2.4. Stability of Lyophilized κ-Selenocarrageenase

The optimum catalytic temperature of free enzyme is the same as that of the lyophilized enzyme, and the change trend of their activities is similar (Figure 6a). However, the relative enzyme activities of the free and lyophilized enzyme were 13.56% and 60.17%, respectively, after holding at 40 °C for 6.0 h (Figure 6b). The thermal stability of lyophilized enzyme was better than that of free enzyme at 40 °C due to the protective effect of lyophilized protectant on protein. The optimum pH of lyophilized enzyme was pH 8.0, which was the same as that of free enzyme (Figure 6c). However, the free enzyme was more sensitive to the change of pH than the lyophilized enzyme. When the pH changes slightly, the free enzyme activity decreases or increases rapidly. The relative enzyme activity of lyophilized enzyme remained >80% when kept at 4 °C and pH 7.0–9.0 for 3.0 h (Figure 6d). The results indicate that the pH stability of lyophilized enzyme is higher than that of free enzyme.
There are various factors such as temperature, pH, air and light that contribute to storage stability of enzyme. After 30 days of storage at −20 °C and 4 °C, the residual enzyme activity was 34.22% and 15.02%, respectively. By contrast, the enzyme activity was completely lost when kept at 25 °C and 37 °C for 30 days (Figure 7a). The spatial structure of the enzyme is likely to change resulting in loss of enzyme activity due to the high temperature during storage. Therefore, −20 °C is chosen as the storage temperature of lyophilized enzyme. Not only temperature but also air significantly affects the storage stability of enzyme. The residual enzyme activities of lyophilized enzyme were 26.31% and 13.34% at −20 °C and 4 °C when exposed to air and protected from light for 30 days (Figure 7b), respectively, which were about 10% lower than those under vacuum conditions. Therefore, vacuum storage should be selected because air has an adverse impact on the storage of enzyme preparations. Figure 7c shows that the residual enzyme activity of lyophilized enzyme stored at −20 °C in light for 30 days is 16.56%, which was lower than that under dark condition.
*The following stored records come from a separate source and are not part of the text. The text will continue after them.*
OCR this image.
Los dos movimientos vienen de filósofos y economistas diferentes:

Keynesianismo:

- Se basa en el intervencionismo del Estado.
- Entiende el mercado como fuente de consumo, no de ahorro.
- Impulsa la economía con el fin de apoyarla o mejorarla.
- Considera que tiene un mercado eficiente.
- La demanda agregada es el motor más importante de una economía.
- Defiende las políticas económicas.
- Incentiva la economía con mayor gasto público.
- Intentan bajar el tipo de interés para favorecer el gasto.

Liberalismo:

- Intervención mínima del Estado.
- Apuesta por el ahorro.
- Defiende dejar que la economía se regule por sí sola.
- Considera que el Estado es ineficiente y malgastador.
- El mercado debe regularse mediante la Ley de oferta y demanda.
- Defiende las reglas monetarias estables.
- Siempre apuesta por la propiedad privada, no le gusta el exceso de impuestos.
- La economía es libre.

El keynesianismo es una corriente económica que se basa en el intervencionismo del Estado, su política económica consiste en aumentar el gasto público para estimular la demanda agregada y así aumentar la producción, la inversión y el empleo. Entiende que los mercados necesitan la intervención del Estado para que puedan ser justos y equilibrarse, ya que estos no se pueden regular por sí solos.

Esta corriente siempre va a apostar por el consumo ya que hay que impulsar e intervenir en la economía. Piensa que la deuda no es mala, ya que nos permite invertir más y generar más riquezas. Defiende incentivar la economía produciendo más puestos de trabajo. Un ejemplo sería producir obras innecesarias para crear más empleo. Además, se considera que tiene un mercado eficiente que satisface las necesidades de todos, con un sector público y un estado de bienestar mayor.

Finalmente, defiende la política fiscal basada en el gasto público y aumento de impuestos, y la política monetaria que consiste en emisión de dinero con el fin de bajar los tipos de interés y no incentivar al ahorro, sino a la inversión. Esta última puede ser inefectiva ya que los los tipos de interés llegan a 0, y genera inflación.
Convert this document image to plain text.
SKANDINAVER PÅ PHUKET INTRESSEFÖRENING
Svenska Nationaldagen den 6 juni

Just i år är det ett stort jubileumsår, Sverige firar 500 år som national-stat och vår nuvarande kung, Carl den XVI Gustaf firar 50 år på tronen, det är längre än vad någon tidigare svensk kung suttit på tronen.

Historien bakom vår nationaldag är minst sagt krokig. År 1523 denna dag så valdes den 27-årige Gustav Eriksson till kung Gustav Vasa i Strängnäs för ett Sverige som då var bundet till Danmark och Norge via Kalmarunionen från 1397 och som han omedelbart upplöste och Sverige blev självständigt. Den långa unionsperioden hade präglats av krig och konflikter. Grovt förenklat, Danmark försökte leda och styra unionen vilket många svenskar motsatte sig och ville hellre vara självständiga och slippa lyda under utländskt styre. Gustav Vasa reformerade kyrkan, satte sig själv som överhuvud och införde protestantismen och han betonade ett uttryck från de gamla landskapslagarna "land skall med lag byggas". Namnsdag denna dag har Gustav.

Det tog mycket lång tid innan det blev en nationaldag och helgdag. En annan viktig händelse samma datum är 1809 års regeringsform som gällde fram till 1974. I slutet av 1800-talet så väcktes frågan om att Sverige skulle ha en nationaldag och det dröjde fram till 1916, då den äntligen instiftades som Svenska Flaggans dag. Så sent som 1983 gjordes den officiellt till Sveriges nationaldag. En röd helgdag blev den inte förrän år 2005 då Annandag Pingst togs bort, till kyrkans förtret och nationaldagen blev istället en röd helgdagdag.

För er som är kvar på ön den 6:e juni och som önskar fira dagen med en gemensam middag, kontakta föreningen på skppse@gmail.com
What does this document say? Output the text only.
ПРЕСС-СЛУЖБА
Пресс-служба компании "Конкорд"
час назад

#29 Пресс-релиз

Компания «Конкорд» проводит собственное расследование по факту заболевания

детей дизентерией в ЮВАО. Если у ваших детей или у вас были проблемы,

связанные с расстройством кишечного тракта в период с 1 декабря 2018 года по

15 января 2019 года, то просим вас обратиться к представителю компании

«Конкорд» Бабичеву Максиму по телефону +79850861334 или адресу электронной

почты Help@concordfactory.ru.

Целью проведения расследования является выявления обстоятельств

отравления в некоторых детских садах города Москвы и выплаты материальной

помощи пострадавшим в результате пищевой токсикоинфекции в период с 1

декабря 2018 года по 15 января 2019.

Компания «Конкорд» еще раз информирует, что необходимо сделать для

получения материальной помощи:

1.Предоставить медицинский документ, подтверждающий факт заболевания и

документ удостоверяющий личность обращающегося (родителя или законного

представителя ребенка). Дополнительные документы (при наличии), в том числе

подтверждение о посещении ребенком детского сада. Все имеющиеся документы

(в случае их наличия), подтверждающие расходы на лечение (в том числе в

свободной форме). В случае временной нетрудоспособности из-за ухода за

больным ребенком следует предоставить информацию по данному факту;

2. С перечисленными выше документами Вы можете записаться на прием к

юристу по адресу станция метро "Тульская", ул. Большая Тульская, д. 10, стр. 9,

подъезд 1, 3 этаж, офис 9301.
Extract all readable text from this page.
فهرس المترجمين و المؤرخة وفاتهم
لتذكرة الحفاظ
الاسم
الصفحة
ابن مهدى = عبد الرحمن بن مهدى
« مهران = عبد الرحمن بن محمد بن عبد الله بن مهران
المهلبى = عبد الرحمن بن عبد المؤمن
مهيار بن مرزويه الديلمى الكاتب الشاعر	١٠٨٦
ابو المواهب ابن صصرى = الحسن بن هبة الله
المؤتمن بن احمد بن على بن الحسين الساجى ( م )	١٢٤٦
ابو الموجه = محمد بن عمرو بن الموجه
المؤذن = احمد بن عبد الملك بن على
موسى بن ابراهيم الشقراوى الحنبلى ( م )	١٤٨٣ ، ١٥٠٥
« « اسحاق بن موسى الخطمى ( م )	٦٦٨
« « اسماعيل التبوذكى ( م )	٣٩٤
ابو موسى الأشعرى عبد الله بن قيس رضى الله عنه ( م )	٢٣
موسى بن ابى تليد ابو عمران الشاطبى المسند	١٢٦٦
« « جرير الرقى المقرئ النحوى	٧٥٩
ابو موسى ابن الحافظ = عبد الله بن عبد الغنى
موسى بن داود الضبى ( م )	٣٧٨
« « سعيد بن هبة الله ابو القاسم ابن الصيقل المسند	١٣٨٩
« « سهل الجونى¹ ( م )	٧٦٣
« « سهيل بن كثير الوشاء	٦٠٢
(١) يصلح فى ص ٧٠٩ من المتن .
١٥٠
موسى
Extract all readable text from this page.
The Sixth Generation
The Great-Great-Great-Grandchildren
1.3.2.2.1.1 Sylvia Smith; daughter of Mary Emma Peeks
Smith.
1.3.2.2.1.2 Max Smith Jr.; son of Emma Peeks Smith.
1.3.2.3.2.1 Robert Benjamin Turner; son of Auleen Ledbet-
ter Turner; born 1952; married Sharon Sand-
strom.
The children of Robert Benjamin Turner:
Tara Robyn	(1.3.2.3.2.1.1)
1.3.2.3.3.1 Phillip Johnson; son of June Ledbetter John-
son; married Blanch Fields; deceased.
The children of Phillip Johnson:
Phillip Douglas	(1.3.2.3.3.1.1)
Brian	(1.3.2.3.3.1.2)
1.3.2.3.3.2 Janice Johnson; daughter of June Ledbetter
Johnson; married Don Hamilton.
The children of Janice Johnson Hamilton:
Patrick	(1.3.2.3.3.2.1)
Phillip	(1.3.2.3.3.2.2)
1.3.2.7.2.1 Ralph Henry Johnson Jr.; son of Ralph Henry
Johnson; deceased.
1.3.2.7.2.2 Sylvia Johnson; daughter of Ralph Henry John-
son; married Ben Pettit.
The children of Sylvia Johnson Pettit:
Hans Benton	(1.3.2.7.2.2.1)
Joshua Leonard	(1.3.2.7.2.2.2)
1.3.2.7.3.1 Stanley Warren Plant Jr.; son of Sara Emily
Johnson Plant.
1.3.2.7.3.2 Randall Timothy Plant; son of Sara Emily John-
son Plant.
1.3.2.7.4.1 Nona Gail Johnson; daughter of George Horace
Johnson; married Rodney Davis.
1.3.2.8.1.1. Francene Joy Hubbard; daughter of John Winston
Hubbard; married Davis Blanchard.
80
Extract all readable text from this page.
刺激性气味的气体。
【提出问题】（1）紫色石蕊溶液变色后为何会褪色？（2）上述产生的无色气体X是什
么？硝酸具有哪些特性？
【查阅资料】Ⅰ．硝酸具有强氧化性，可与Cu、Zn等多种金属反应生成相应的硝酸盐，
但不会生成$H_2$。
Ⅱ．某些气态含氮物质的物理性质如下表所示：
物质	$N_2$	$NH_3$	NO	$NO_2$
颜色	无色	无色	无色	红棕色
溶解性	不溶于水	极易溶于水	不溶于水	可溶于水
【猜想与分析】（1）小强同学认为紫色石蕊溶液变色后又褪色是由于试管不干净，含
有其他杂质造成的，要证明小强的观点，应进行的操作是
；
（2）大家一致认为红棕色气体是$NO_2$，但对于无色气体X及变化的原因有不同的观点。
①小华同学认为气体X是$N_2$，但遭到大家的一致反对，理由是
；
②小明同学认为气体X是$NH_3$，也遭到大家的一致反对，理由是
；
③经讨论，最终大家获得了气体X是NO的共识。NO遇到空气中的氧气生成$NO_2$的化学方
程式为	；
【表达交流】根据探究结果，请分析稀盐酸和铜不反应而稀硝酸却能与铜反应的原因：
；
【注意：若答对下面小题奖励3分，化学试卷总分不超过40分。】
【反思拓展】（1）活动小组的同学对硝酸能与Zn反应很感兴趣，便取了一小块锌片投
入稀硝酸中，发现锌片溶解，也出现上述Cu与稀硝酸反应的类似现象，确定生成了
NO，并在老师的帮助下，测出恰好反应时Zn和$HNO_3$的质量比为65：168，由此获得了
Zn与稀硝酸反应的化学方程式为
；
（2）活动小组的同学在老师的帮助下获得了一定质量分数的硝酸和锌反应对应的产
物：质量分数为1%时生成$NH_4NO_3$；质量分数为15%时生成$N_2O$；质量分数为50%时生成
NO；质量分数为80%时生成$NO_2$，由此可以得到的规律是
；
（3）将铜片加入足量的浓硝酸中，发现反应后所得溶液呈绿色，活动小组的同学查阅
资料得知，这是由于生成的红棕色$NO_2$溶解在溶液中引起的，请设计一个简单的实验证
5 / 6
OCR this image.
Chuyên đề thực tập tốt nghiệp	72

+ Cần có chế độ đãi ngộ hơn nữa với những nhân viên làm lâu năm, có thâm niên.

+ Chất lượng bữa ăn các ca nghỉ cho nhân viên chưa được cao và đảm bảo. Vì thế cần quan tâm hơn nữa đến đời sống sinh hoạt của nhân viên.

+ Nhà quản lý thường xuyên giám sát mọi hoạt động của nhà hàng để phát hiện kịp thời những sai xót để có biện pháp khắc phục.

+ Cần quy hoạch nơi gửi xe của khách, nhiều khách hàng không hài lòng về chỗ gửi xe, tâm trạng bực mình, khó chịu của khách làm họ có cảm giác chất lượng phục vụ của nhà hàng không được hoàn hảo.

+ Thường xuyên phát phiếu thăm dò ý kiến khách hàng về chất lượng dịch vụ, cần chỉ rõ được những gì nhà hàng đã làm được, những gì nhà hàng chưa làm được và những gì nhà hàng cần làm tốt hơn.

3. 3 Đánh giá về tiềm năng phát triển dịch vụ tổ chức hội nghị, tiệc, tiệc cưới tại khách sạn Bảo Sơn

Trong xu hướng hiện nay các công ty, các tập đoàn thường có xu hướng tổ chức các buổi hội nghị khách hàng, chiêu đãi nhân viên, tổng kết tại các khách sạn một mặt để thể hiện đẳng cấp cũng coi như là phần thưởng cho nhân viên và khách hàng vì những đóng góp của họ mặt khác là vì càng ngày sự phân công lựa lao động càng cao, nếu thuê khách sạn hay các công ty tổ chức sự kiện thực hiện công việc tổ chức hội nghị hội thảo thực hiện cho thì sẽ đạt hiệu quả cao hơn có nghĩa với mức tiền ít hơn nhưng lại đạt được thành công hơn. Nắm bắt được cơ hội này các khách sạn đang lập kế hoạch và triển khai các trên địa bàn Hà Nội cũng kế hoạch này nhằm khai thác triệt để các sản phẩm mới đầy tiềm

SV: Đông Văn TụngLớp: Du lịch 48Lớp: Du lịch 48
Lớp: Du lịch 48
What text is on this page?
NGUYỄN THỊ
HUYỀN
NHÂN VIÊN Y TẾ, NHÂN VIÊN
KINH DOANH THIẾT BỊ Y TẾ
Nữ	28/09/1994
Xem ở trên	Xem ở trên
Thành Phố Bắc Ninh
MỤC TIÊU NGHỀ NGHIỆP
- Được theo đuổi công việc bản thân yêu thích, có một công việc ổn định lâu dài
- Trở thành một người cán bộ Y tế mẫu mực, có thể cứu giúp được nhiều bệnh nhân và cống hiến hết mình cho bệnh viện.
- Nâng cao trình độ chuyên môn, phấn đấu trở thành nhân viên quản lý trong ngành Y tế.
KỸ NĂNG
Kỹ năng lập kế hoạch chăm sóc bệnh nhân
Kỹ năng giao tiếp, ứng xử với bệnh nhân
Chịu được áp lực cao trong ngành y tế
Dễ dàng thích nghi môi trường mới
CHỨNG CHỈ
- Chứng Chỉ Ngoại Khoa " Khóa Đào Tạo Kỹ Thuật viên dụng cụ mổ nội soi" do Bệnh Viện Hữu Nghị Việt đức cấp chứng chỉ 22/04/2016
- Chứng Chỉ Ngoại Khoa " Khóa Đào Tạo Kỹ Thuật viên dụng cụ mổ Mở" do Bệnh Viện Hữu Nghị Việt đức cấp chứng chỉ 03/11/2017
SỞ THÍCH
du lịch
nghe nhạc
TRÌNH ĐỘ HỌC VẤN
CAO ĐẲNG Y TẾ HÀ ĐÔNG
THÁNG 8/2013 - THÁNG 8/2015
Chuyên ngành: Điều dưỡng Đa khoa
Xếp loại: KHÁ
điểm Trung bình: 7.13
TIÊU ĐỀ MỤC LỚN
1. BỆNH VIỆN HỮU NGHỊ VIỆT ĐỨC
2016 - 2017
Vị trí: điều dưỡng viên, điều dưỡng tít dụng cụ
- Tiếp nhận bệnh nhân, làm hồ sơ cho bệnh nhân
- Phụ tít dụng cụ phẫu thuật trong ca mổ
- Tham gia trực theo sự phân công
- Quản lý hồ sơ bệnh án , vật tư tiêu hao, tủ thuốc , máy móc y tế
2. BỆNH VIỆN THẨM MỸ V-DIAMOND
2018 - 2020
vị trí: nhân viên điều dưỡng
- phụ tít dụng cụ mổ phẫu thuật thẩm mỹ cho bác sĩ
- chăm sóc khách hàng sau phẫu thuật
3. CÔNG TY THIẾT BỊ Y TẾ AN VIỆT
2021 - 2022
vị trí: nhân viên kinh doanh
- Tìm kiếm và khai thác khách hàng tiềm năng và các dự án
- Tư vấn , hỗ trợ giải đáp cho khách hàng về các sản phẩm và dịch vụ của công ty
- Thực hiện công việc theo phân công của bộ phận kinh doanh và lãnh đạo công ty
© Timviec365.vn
Since light provides energy to accelerate enzyme inactivation, enzyme preparations should be stored away from light [31]. In order to control the microbial content, sterilization such as UV irradiation is necessary, which inevitably affects enzyme activity [32]. When the UV irradiation time was within 40 min, the activity of lyophilized enzyme remained in a stable range, and the residual enzyme activity was >40%. The activity began to decrease at 40 min of UV irradiation, and decreased to 13.03% of that at 90 min (Figure 7d), indicating that the activity could be maintained if the irradiation time was kept within 40 min.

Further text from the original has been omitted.